“It was from that moment that I began to learn the difference between Englishmen and Scorpions,” Pedro Roldos went on. “Up to then I had not known that it made a difference being born on the Rock or in England. I did not know what a Scorpion was—with all the vices of England and Spain in one undersized body. I haunted the Rock. I learnt English. All to no avail. Lorenza was gone. Nino never said anything—he merely stayed by my side—but I think that something—some fibre had broken within him while he held the sheet that first night, sailing across the Bay in a gale of wind.
“Thus—for a year. Then came a letter from Cadiz. Lorenza was there, alone with her child. Her husband had deserted her in England, and she had got back to Cadiz. We went to her, Nino and I, in our boat. We brought her back; but she was no longer Lorenza. Our grief, our love were nothing to her. She was like a woman hewn out of marble. Maria! how I hated that man! You cannot understand—you Englishmen. Though there is something in your eyes, senor, which makes me think that you too could have felt as I did.
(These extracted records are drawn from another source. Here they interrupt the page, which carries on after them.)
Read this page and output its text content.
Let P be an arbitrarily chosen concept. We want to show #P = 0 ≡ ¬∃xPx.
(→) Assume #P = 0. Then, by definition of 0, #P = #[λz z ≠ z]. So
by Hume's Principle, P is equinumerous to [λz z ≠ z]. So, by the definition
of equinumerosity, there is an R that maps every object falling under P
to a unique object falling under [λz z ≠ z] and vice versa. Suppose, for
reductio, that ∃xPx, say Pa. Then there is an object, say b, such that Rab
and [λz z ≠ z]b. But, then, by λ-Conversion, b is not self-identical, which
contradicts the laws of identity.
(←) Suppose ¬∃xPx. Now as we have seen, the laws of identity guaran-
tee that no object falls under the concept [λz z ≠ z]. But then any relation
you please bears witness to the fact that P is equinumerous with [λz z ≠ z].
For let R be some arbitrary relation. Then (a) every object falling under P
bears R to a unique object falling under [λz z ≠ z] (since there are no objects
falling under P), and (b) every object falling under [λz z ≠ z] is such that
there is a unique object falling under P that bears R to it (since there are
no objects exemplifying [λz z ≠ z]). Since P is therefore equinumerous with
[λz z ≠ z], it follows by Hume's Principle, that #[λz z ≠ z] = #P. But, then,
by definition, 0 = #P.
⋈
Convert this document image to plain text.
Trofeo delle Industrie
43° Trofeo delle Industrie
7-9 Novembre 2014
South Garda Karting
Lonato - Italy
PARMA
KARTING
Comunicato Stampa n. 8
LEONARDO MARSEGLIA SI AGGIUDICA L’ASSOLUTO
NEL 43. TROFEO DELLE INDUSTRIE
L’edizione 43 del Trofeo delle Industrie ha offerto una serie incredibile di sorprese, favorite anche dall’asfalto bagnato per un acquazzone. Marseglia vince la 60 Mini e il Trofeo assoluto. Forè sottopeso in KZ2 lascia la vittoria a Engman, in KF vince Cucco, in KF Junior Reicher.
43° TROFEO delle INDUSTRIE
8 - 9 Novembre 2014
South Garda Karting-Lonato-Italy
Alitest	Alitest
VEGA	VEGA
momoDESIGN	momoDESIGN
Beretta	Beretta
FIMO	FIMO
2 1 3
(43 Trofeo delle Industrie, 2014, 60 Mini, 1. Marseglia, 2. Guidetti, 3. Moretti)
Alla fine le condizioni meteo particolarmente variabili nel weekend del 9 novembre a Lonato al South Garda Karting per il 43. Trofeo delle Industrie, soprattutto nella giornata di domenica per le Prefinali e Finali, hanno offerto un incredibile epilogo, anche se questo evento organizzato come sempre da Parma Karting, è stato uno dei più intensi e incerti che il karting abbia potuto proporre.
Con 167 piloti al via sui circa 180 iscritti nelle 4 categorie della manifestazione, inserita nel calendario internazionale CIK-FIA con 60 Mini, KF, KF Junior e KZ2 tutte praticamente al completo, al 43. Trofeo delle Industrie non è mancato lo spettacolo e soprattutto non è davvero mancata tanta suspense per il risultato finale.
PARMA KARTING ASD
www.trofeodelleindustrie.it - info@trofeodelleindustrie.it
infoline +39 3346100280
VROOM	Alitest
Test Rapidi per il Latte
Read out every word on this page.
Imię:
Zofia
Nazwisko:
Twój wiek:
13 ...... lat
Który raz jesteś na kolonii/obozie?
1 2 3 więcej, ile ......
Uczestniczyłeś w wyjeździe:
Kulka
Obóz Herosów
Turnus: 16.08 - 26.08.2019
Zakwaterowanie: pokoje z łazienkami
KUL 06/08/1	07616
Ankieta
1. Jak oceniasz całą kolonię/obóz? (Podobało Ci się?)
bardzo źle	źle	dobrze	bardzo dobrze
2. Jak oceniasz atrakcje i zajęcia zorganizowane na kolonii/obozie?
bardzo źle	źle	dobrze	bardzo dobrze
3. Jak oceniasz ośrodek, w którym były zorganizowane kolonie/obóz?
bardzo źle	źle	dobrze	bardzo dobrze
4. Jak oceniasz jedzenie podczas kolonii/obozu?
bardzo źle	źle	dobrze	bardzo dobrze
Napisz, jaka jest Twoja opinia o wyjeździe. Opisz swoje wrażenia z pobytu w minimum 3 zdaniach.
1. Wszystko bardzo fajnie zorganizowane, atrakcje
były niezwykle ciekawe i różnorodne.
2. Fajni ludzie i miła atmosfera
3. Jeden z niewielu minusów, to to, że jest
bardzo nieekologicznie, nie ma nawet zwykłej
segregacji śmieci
“From Lorenza I learnt his name, and without telling her, I went across to Gibraltar. I inquired and found that he was there—there in Gibraltar. Almost within my grasp—think of that! At once I was cunning. For we are a simple people, except when we love or hate!”
“Yes,” said Cartoner, speaking for the first time. “I know.”
“In an hour I knew where he lived. His father was an English groom who had set up large breeding stables in Gibraltar, and was a rich man. The son had the pretension of being a gentleman. He had been in England they told me for a year, buying stud-horses—and—and something else. He was married. Ah-ha! He had been married three years before he ever saw Lorenza, and the ceremony which had been observed in the English Church at Seville was a farce. My heart was hot within me; hot with the hatred for this man, and I sat in the Cafe Universal, which you know! Yes, you know everything. I sat there thinking of how I should kill him—slowly, taking my own time—talking to him all the while.
“What I had learnt was no more than I expected. The woman (his wife), it appeared, was the daughter of a merchant at Gibraltar. They were a whole nest of Scorpions. I went back to Algeciras, and said nothing then to Lorenza. The next night I heard by chance that he and his wife and children had taken passage in a steamer that sailed for England in two days. Madre de Dio! he nearly slipped through our fingers. It was not a P. and O. ship: the passengers had to take a boat from the Old Mole, which is always crowded with Algeciras boats and others. Nino and I sailed across there and waited among the small craft. We saw the woman (his wife) and the children go on board in the afternoon. In the evening he came. I had arranged it with the licensed boatmen; a few pesetas did that. Our boat was nearest the steps. In the dim light of the quay lamp he noticed nothing, but stepped over the gunwale and mentioned the name of his steamer in a quick way, which he thought was that of the English.
“Nino took the oars, and when we were round the pier head we hoisted the sail. Then I spoke.
“'I am the father of Lorenza Roldos,' I said, 'and that man is Nino, her cortejo. We are going to kill you.'
“He started up, and was about to raise a cry, when Nino whipped out his country knife. We carry them, you know.”
“Yes,” said Cartoner, speaking for the second time, “I know.”